Ich trage eine befremdliche Sehnsucht nach
Landschaften, an Menschen.“
Sammlung von Fragmenten
Der Rechercheweg der Autorin und die Gedanken des erzählenden Ichs vermischen sich. Sie verwurzeln, verästeln untereinander – und entsprechen damit ihrem Erkenntnisinteresse. Erst ganz am Ende mündet der Text in das Kurzexposé eines Romans, in dem die Erzählerin zur Figur Ivy Blum und ihr Heimatland Liechtenstein zu „Lilienstein“ wird.
Doch eine konsequent erzählte Geschichte mit einem eindeutigen Erzählziel sind die „Wurzelstudien“ nicht. Der Text bleibt eine fragmentarische, assoziativ-poetische Suche. Die weitgehend unstrukturierten Notizen aus ihrem Schreibprozess verwebt Anna Ospelt mit den Fundstücken aus Goverts Nachlass. Schließlich wird die Erzählerin beim Besuch im Staatsarchiv durch ein Missverständnis zunächst selbst nicht mehr mit ihrem eigenen Namen eingetragen, sondern mit dem ihres Recherche-Objektes Goverts.
So, wie sie Pflanzen- und Wurzelteile mikroskopiert, fokussiert sich auch der Text selbst so sehr auf die Details des Beobachteten und Erlebten, dass der Kontext nicht länger sichtbar bleibt und gewollt unfertig wirkt.
Dass selbst Gedanken, die die Erzählerin aus guten Gründen wieder verworfen hat, im Text noch als durchgestrichene Satzteile sichtbar bleiben, unterstreicht dessen Notizhaftigkeit - nichts wird wirklich weggeworfen, alles verwertet und gezeigt. Unfertig bleibt der gesamte Band.

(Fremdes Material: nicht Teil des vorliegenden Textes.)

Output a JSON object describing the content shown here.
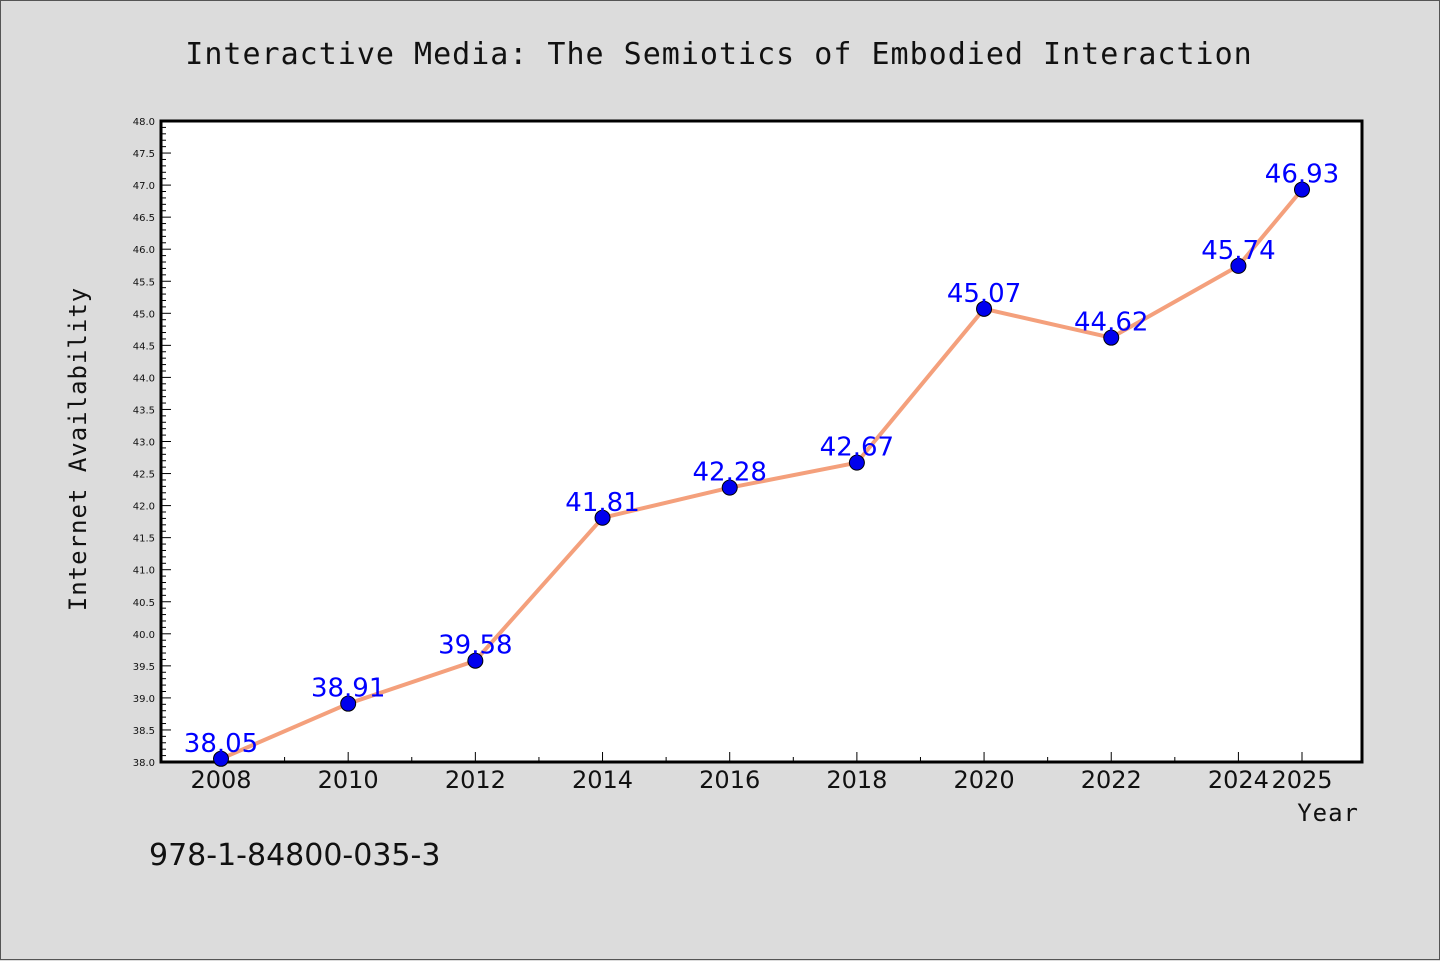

Vieles ist nur angerissen, skizzenhaft und in der Schwebe. Wer aber gerade darin Impulse für die eigene Beobachtung, oder für das eigene Schaffen zu finden vermag, wird sich gerade durch diese Unschärfe eingeladen fühlen, dem Gedanken- und Schreibprozess zu folgen.
Anna Ospelt: „Wurzelstudien“
Limmat Verlag, Zürich, 128 Seiten, 24 Euro.